Jangankan langit dengan galaksi bintang yang jauhnya ribuan tahun cahaya, mimpi yang menghampar setiap hari, adalah misteri yang tidak bisa diurai matematika. Dengan rendah hati para ilmuwan itu menunduk, tunduk.

***

Tak tahu di mana letak salahnya, budaya baca di sekitar kehidupan kita tenggelam di bawah budaya omong-omong. Mulai omong kosong sampai debat kusir. Iringannya adalah budaya pasang telinga. Perbedaan sekecil kutu, di ulas, di mark-up, diberi bumbu.

Pasangan budaya omong dan telinga membentuk gurauan. Mereka membela diri sebagai sarana rekreasi, hiburan. Tapi keterlaluan. TV yang dihidupkan sore hari menampilkan  kuis lokal, sinetron, berikutnya dipilih kontes lomba musik, film, berita, lalu sepak bola, dan bila Ramadhan, saat sahur dipilih lawak. Berita juga sudah jatuh menjadi sarana hiburan untuk memuaskan rasa ingin tahu. Di mana ada longsor dan bencana, ke sana mereka akan berwisata.

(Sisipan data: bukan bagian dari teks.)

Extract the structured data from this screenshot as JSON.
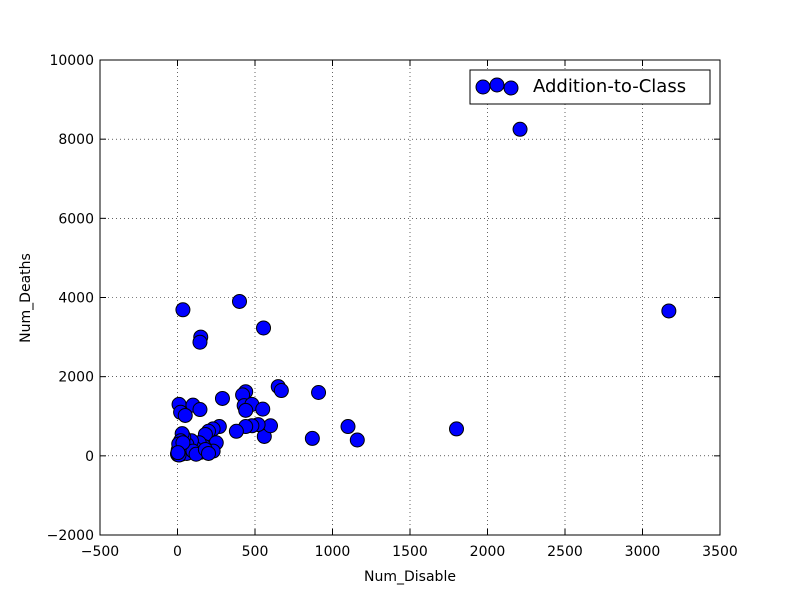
{
  "chart_data": {
    "type": "scatter",
    "xlabel": "Num_Disable",
    "ylabel": "Num_Deaths",
    "xlim": [
      -500,
      3500
    ],
    "ylim": [
      -2000,
      10000
    ],
    "xticks": [
      -500,
      0,
      500,
      1000,
      1500,
      2000,
      2500,
      3000,
      3500
    ],
    "yticks": [
      -2000,
      0,
      2000,
      4000,
      6000,
      8000,
      10000
    ],
    "xtick_labels": [
      "−500",
      "0",
      "500",
      "1000",
      "1500",
      "2000",
      "2500",
      "3000",
      "3500"
    ],
    "ytick_labels": [
      "−2000",
      "0",
      "2000",
      "4000",
      "6000",
      "8000",
      "10000"
    ],
    "grid": true,
    "legend_position": "top-right",
    "marker_color": "#0000ff",
    "series": [
      {
        "name": "Addition-to-Class",
        "points": [
          [
            2210,
            8250
          ],
          [
            3170,
            3660
          ],
          [
            400,
            3900
          ],
          [
            35,
            3690
          ],
          [
            555,
            3230
          ],
          [
            150,
            3000
          ],
          [
            145,
            2870
          ],
          [
            650,
            1750
          ],
          [
            670,
            1650
          ],
          [
            440,
            1620
          ],
          [
            420,
            1540
          ],
          [
            910,
            1600
          ],
          [
            10,
            1300
          ],
          [
            100,
            1280
          ],
          [
            145,
            1170
          ],
          [
            430,
            1270
          ],
          [
            480,
            1300
          ],
          [
            440,
            1150
          ],
          [
            550,
            1180
          ],
          [
            20,
            1100
          ],
          [
            50,
            1020
          ],
          [
            290,
            1450
          ],
          [
            1800,
            680
          ],
          [
            1100,
            740
          ],
          [
            1160,
            400
          ],
          [
            870,
            440
          ],
          [
            560,
            490
          ],
          [
            600,
            760
          ],
          [
            520,
            790
          ],
          [
            480,
            760
          ],
          [
            440,
            740
          ],
          [
            380,
            620
          ],
          [
            270,
            740
          ],
          [
            230,
            680
          ],
          [
            200,
            620
          ],
          [
            180,
            540
          ],
          [
            250,
            330
          ],
          [
            230,
            120
          ],
          [
            170,
            240
          ],
          [
            150,
            90
          ],
          [
            140,
            330
          ],
          [
            110,
            200
          ],
          [
            90,
            380
          ],
          [
            70,
            140
          ],
          [
            60,
            290
          ],
          [
            40,
            480
          ],
          [
            30,
            560
          ],
          [
            20,
            380
          ],
          [
            10,
            250
          ],
          [
            5,
            150
          ],
          [
            0,
            50
          ],
          [
            2,
            30
          ],
          [
            15,
            90
          ],
          [
            30,
            200
          ],
          [
            45,
            90
          ],
          [
            25,
            40
          ],
          [
            8,
            300
          ],
          [
            60,
            60
          ],
          [
            100,
            120
          ],
          [
            120,
            40
          ],
          [
            180,
            160
          ],
          [
            200,
            60
          ],
          [
            10,
            20
          ],
          [
            35,
            330
          ],
          [
            3,
            80
          ]
        ]
      }
    ]
  }
}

Sejak sore layar TV ditatap untuk menghibur. Bukan tak ada waktu untuk membaca, tapi memang tak ingin membaca.  Tak ada pertambahan ilmu.

***

Iqro. Kitab suci Alquran sudah memerintahkan sejak berabad yang lalu. Ada yang tuli, ada yang tahu tapi tetap tak membaca. Ada yang membaca, sekedar saja.

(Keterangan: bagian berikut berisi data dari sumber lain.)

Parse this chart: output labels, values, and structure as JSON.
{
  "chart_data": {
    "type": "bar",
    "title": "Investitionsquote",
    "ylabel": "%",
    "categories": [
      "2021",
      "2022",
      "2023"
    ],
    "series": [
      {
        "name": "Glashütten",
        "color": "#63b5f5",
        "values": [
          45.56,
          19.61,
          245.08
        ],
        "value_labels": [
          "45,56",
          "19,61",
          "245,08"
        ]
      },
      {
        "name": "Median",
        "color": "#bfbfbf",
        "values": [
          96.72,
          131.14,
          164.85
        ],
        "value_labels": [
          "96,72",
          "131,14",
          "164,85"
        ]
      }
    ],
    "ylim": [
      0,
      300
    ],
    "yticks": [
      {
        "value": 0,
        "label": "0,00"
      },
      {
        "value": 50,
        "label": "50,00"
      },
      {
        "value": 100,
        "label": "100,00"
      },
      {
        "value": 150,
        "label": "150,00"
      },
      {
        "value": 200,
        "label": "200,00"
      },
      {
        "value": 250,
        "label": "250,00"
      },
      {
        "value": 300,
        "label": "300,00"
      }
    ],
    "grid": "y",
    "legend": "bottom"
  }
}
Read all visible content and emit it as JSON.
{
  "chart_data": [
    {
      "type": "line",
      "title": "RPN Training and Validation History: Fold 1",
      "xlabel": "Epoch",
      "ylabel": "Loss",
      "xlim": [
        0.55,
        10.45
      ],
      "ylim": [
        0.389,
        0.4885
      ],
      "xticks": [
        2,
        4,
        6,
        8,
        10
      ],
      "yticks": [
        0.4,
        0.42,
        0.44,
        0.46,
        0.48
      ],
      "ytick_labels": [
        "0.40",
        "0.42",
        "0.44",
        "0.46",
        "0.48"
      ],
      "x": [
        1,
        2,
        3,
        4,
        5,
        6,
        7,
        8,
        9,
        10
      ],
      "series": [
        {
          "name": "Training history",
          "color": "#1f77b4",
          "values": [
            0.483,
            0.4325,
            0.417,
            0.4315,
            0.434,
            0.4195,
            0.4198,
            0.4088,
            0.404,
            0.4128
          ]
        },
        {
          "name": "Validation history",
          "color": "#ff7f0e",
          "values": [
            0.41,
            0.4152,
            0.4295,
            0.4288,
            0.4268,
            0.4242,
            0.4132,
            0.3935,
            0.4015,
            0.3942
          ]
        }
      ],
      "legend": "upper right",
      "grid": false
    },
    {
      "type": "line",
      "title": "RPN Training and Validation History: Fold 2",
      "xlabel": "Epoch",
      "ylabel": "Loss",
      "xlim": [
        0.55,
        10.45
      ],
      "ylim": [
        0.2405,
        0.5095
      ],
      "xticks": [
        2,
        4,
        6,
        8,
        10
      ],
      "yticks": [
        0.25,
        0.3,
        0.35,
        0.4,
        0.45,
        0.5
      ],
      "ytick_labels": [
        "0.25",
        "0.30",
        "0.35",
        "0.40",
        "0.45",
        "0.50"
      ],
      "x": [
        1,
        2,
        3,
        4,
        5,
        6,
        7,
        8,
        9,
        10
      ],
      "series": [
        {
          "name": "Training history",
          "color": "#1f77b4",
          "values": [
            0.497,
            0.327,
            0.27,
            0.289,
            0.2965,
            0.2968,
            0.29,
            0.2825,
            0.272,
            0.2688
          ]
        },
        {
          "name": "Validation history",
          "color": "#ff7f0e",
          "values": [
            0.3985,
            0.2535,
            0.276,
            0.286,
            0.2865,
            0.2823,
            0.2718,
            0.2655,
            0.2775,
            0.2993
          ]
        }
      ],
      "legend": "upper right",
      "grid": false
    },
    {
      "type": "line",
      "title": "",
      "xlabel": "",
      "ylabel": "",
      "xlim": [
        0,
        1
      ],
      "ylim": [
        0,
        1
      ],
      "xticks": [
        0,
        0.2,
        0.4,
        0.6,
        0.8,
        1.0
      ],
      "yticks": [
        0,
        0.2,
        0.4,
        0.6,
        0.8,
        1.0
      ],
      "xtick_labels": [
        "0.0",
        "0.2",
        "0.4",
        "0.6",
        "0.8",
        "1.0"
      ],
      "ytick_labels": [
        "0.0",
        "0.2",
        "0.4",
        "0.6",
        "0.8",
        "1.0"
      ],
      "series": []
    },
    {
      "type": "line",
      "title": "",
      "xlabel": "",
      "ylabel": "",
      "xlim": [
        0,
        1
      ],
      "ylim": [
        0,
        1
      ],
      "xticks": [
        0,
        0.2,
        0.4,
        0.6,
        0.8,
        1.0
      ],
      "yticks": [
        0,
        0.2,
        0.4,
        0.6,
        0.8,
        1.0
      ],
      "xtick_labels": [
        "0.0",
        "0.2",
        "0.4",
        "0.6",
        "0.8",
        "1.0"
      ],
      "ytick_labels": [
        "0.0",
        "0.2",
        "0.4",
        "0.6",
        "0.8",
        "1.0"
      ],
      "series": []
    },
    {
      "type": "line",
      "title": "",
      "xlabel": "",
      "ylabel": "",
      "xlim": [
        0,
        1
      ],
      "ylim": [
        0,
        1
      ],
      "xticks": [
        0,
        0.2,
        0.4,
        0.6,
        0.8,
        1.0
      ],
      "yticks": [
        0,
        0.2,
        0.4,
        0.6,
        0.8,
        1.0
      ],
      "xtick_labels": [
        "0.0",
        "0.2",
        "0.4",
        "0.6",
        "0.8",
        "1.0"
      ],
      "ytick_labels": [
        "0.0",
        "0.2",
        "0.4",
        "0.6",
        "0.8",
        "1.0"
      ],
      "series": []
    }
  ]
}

Bandingkan seorang mahasiswa yang membuka buku statistiknya, menekuni bab uji hipotesa. Pasti, ada niat keras mengetahui apa yang dimaksud uji hipotesa. Bila sudah mengetahui, tapi masih membacanya, berarti ia ingin mengerti. Jika sudah mengerti dan ia masih tetap membaca lagi, ia ingin memahami. Jika sudah paham, dan masih membacanya lagi, ia ingin meneguhinya untuk menyelesaikan soal-soalnya.

Tak sedikit orang membaca Alquran, alhamdulillah, berpahala, syiar. Tapi, berapa yang punya niat menambah nilai dari proses membaca. Yang baru bisa membaca seharusnya menerapkan tajwid. Yang sudah bertajwid mulai menangkap terjemah setiap kata. Tak usah menunggu sampai menjadi pakar terjemah setiap kata. Sesekali waktu membaca dengan menelaah tafsir, Jala lain, Ibnu Katsir, dan sebagainya.

Jadi, setiap membaca seharusnya ada pertambahan nilai. Ada kemajuan tambah ilmu.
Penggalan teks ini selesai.